LinuxLists.cc - idmapd doesn't map if the name (user or group) contains UTF8 characters

2012-12-13 10:29:48

Subject: idmapd doesn't map if the name (user or group) contains UTF8 characters

Hi all,

While investigating a bug report from our customer where NFSv4 name to
id mapping fails on the NFSv4 client (and maps to 'nobody') if a user or
group name contains non-ASCII characters (in this case it was Umlaut
characters) figured out we limit the characters to ASCII.

We seem to do this intentionally in utils/idmapd/idmapd.c: imconv()

...
case IDMAP_CONV_NAMETOID:
if (validateascii(im->im_name, sizeof(im->im_name)) == -1) {
im->im_status |= IDMAP_STATUS_INVALIDMSG;
return;
}
...

with the validateacsii() function. I'm not sure why we had to limit the
characters in the NFSv4 domain name to ASCII only. If I have to guess:

- perhaps it is risky because the shell might expand some characters?
- Non-ASCII characters might have trouble between sharing systems
that may use different encodings
- to remain consistent with the tools like `groupadd' which considers
a name with these characters as Invalid names (not sure why
`groupadd' does so)

However, there seems to be a valid use case for allowing such
characters. For e.g. If Active Directory or LDAP is being used for
authentication, both of them seem to allow Umlaut characters. When used
together with such directory services, idmapd would end up mapping those
users or groups to 'nobody'.

So my questions are:

1) What is the reason behind not allowing non-ASCII characters?
2) Is the limitation historical and is not relevant now? In such case
can we remove this check?
3) Would it make sense to allow atleast some UTF-8 characters that may
be non-risky?

Thanks

--
Suresh Jayaraman

2012-12-13 14:34:44

by J. Bruce Fields

[permalink] [raw]

Subject: Re: idmapd doesn't map if the name (user or group) contains UTF8 characters

On Thu, Dec 13, 2012 at 03:59:34PM +0530, Suresh Jayaraman wrote:
> Hi all,
>
> While investigating a bug report from our customer where NFSv4 name to
> id mapping fails on the NFSv4 client (and maps to 'nobody') if a user or
> group name contains non-ASCII characters (in this case it was Umlaut
> characters) figured out we limit the characters to ASCII.
>
> We seem to do this intentionally in utils/idmapd/idmapd.c: imconv()
>
> ...
> case IDMAP_CONV_NAMETOID:
> if (validateascii(im->im_name, sizeof(im->im_name)) == -1) {
> im->im_status |= IDMAP_STATUS_INVALIDMSG;
> return;
> }
> ...
>
> with the validateacsii() function. I'm not sure why we had to limit the
> characters in the NFSv4 domain name to ASCII only. If I have to guess:
>
> - perhaps it is risky because the shell might expand some characters?
> - Non-ASCII characters might have trouble between sharing systems
> that may use different encodings
> - to remain consistent with the tools like `groupadd' which considers
> a name with these characters as Invalid names (not sure why
> `groupadd' does so)
>
>
> However, there seems to be a valid use case for allowing such
> characters. For e.g. If Active Directory or LDAP is being used for
> authentication, both of them seem to allow Umlaut characters. When used
> together with such directory services, idmapd would end up mapping those
> users or groups to 'nobody'.
>
> So my questions are:
>
> 1) What is the reason behind not allowing non-ASCII characters?

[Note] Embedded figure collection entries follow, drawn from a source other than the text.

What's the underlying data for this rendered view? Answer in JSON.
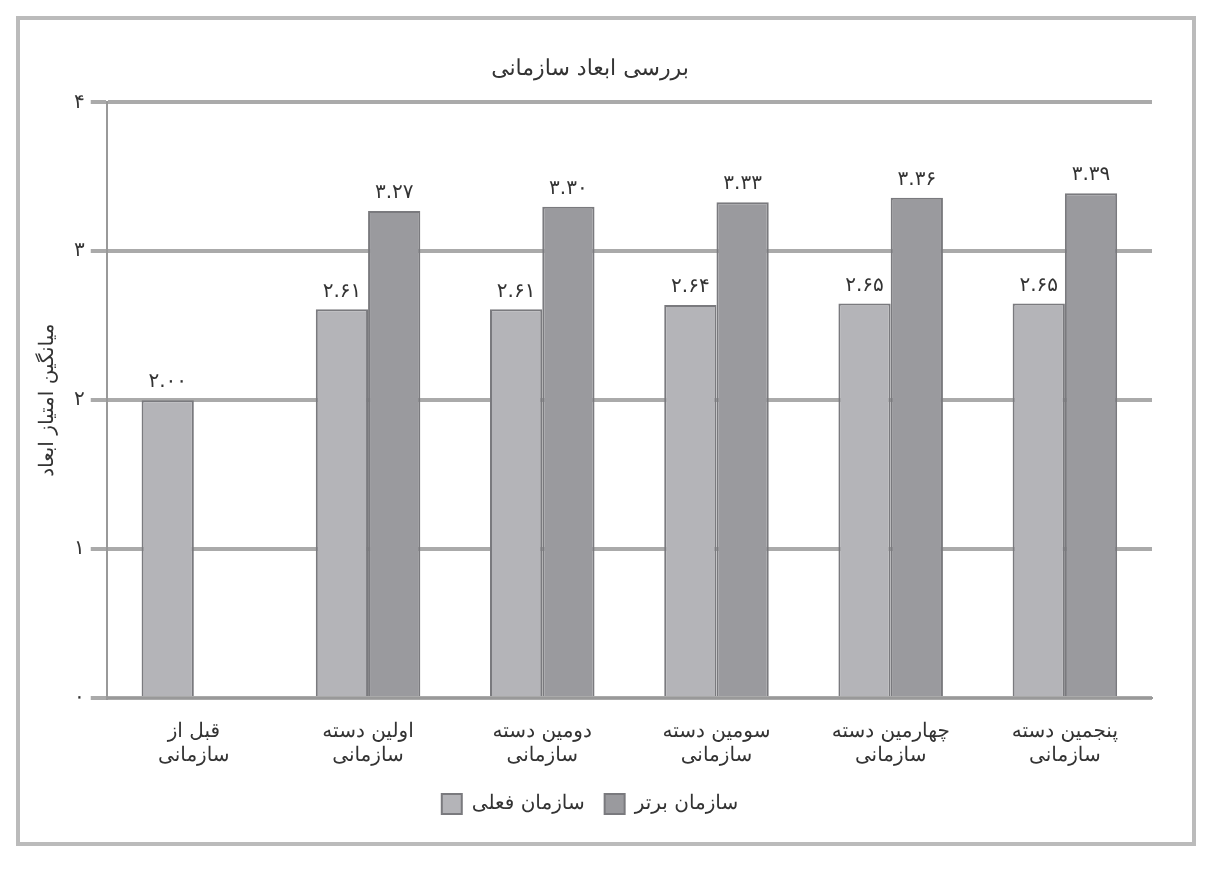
{
  "chart_data": {
    "type": "bar",
    "title": "بررسی ابعاد سازمانی",
    "ylabel": "میانگین امتیاز ابعاد",
    "categories": [
      "قبل از سازمانی",
      "اولین دسته سازمانی",
      "دومین دسته سازمانی",
      "سومین دسته سازمانی",
      "چهارمین دسته سازمانی",
      "پنجمین دسته سازمانی"
    ],
    "series": [
      {
        "name": "سازمان فعلی",
        "color": "#b4b4b8",
        "values": [
          2.0,
          2.61,
          2.61,
          2.64,
          2.65,
          2.65
        ],
        "value_labels": [
          "۲.۰۰",
          "۲.۶۱",
          "۲.۶۱",
          "۲.۶۴",
          "۲.۶۵",
          "۲.۶۵"
        ]
      },
      {
        "name": "سازمان برتر",
        "color": "#9a9a9e",
        "values": [
          null,
          3.27,
          3.3,
          3.33,
          3.36,
          3.39
        ],
        "value_labels": [
          null,
          "۳.۲۷",
          "۳.۳۰",
          "۳.۳۳",
          "۳.۳۶",
          "۳.۳۹"
        ]
      }
    ],
    "ylim": [
      0,
      4
    ],
    "yticks": [
      {
        "value": 0,
        "label": "۰"
      },
      {
        "value": 1,
        "label": "۱"
      },
      {
        "value": 2,
        "label": "۲"
      },
      {
        "value": 3,
        "label": "۳"
      },
      {
        "value": 4,
        "label": "۴"
      }
    ],
    "grid": "y",
    "legend": "bottom"
  }
}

I don't know why it's there either. I don't think there's any reason
the kernel or other NFS code needs the check.

> 2) Is the limitation historical and is not relevant now? In such case
> can we remove this check?
> 3) Would it make sense to allow atleast some UTF-8 characters that may
> be non-risky?

I'd suggest just throwing away the check.

Even if we were to check for something else (like UTF-8, which is what
the v4 specs actually want), idmapd doesn't seem like the right place to
enforce restrictions on names. Once the system has allowed a name it's
too late to be complaining about it here.

--b.